Former Taiwan President Lee Teng-hui will visit Japan in early May and deliver speeches at events in and around Tokyo, sources close to Lee said Wednesday.

Making his first trip to Japan since 2009, the 90-year-old former leader will attend a reunion on May 9 in Zama, Kanagawa Prefecture, for former teenage engineers from Taiwan who worked at an Imperial Japanese Navy factory there during World War II, they said.

However, the trip hinges on the health of Lee, who was hospitalized between late March and early April for flu complications.

Lee, the island's first directly elected leader, is known for his friendly stance toward Japan, which ruled Taiwan for 50 years through the end of World War II in 1945. The elder statesman has said the disputed Senkaku Islands in the East China Sea belong to Japan.

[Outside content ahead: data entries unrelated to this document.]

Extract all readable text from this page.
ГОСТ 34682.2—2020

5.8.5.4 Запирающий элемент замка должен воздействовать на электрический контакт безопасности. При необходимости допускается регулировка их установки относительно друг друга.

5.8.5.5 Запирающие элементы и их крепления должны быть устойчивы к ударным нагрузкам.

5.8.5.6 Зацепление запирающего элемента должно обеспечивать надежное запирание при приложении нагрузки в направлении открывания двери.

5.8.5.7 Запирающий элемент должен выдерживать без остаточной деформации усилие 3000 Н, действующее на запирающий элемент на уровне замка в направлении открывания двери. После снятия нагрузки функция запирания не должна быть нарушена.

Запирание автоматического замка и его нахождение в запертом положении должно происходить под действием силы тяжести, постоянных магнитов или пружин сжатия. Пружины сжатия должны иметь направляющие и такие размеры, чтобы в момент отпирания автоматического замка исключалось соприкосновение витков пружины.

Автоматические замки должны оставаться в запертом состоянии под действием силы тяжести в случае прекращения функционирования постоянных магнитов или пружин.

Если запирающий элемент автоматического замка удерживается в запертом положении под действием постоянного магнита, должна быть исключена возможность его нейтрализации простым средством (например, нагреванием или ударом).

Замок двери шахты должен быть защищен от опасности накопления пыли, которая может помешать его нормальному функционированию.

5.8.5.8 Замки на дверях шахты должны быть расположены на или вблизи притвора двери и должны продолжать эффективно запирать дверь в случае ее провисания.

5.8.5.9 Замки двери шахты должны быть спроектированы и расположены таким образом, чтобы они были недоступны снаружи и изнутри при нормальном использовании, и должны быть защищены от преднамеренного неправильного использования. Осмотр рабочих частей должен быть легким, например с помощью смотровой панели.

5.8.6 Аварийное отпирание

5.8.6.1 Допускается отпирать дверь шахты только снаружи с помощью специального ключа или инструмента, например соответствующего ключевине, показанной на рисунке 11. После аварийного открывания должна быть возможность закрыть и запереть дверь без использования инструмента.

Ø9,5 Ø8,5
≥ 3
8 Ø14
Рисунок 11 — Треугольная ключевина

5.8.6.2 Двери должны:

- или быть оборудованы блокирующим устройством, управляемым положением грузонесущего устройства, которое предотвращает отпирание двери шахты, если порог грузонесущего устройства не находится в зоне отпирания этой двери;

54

The Japan-administered islets are also claimed by China and Taiwan and his remarks in Japan could anger Beijing.

The upcoming Japan visit will be his sixth since he stepped down as Taiwan's president in 2000.

He has traveled to various parts of Japan after his retirement, triggering protests from China, which regards Lee as a "separatist" due to his strident assertion that Taiwan is an independent, sovereign state.

China regards Taiwan as a renegade province that must be brought into the fold.

About 300 former teenage engineers from Taiwan will attend the ceremony, in which former Prime Minister Yoshiro Mori and Takeo Hiranuma, deputy head of the opposition Japan Restoration Party, will also take part.

The sources said the former president agreed to join the event, which will commemorate the 70th anniversary of the arrival of the first group of the Taiwan engineers in Japan, to "further strengthen Taiwan's relations with Japan."